Phil Rizzuto was practically singing. Steve Carlton was actually talking. In doing so, each made the Hall of Fame induction ceremony a memorable gabfest.

Leo Durocher was inducted posthumously. His ex-wife, actress Laraine Day, and their son, Chris, stood in for the man they called The Lip."I'm the oldest living rookie in the Hall of Fame," a joyous Rizzuto said Sunday during a rambling speech at the induction ceremonies for baseball's most coveted honor.

Rizzuto, who finally made it to the Hall at age 76 after 26 tries, spent a zany half-hour roaming through, among other things, his baseball career with the New York Yankees.

Carlton, elected in his first year of eligibility by the Baseball Writers Association of America despite his long-running disdain for the media, delivered a short speech that had some unanticipated humor and a dash of emotion.

"I was known as Silent Steve all those years, and this will probably be the most talking I've done in quite a while," said Carlton, who shut out the press for the last half of his 24-year career.

"Being voted in by the writers is like Rush Limbaugh being voted in by the Clintons. I'll take it as a compliment. I appreciate the honor."

Honor notwithstanding, baseball's only four-time Cy Young Award winner appeared somewhat ill-at-ease. Asked afterward about the sport's current labor problems, he gave a glimpse of the reclusive lifestyle he leads in the Colorado Rockies, where he lives on a 400-acre farm with his wife.

"In negotiations, you have to have a certain day (deadline)," said Carlton, who spent 15 years with the Phillies. "I don't know. I don't read newspapers and I don't have a television."

Carlton, 49, who was miffed by a Philadelphia magazine article earlier this year that portrayed him as anti-Semitic, had the chance to tell the baseball world what he really felt all those wonderful years, when he won 329 games, second all-time among left-handers behind Warren Spahn.

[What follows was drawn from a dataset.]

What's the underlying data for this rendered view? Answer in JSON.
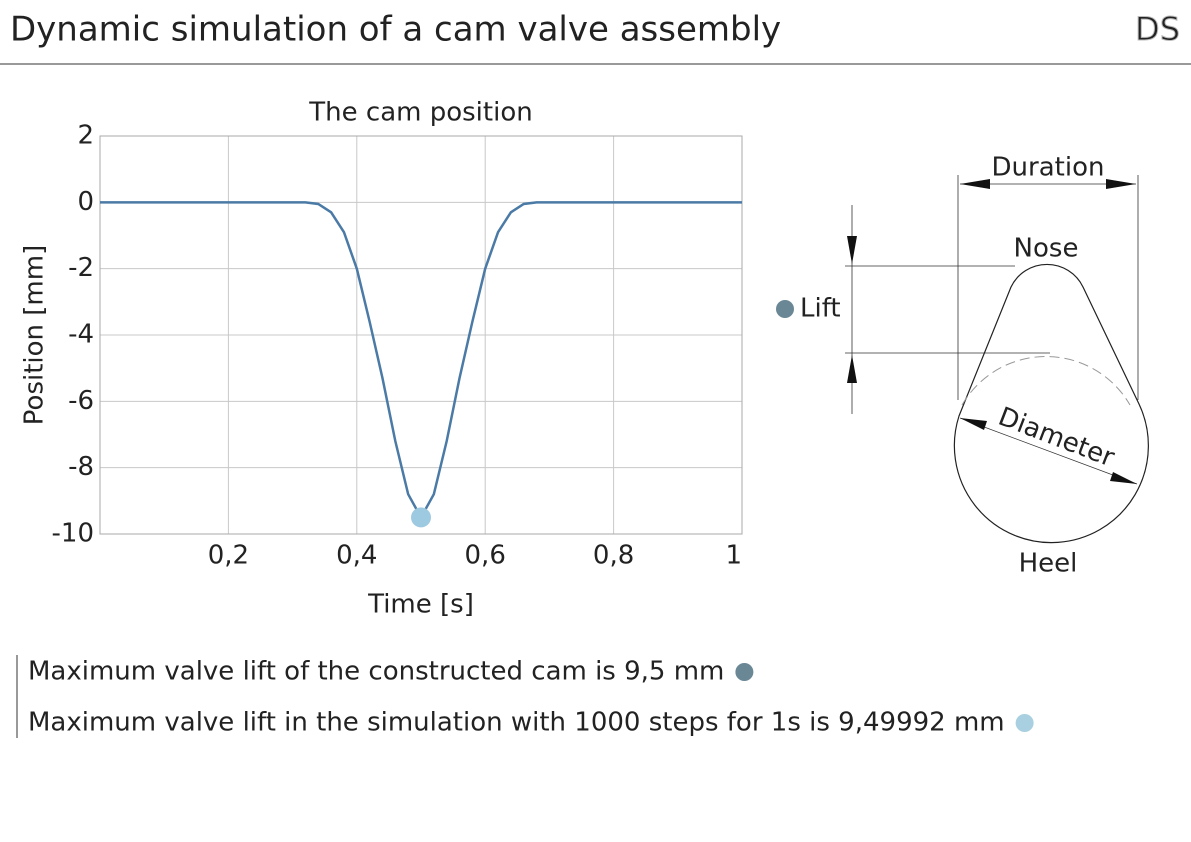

He didn't, though, playing it close to the vest in a 15-minute speech that ended with his voice cracking.

"Memory is baseball's fourth dimension. I know the memory of this day will be with my family and myself forever," Carlton said.

Rizzuto promised to tell his story as quickly as it was flashing by. And it appeared to be approaching warp speed. He jumped from the nine World Series he played in to the minor leagues, to his childhood in Brooklyn, to a favorite subject - food.

Recalling his first taste of southern fried chicken when he was a minor-leaguer in 1937, Rizzuto drew a blank and yelled into the crowd of over 15,000 looking for his former broadcasting sidekick, Bill White.

"Hey White," the Scooter shouted to the ex-National League president. "What's that stuff that looks like oatmeal? Grits! They gave me these grits and I didn't know what to do with them, so I put 'em in my pocket."

Rizzuto had the audience in his pocket, evoking laughter at every turn, especially from the 34 Hall of Famers seated on the podium. Even ultra-serious Bob Gibson and stoic Carl Yastrzemski keeled over at times.

The feisty Durocher, whose Giants, Dodgers, Cubs and Astros teams won 2,008 games, seventh on the all-time list, died in 1991 at age 86.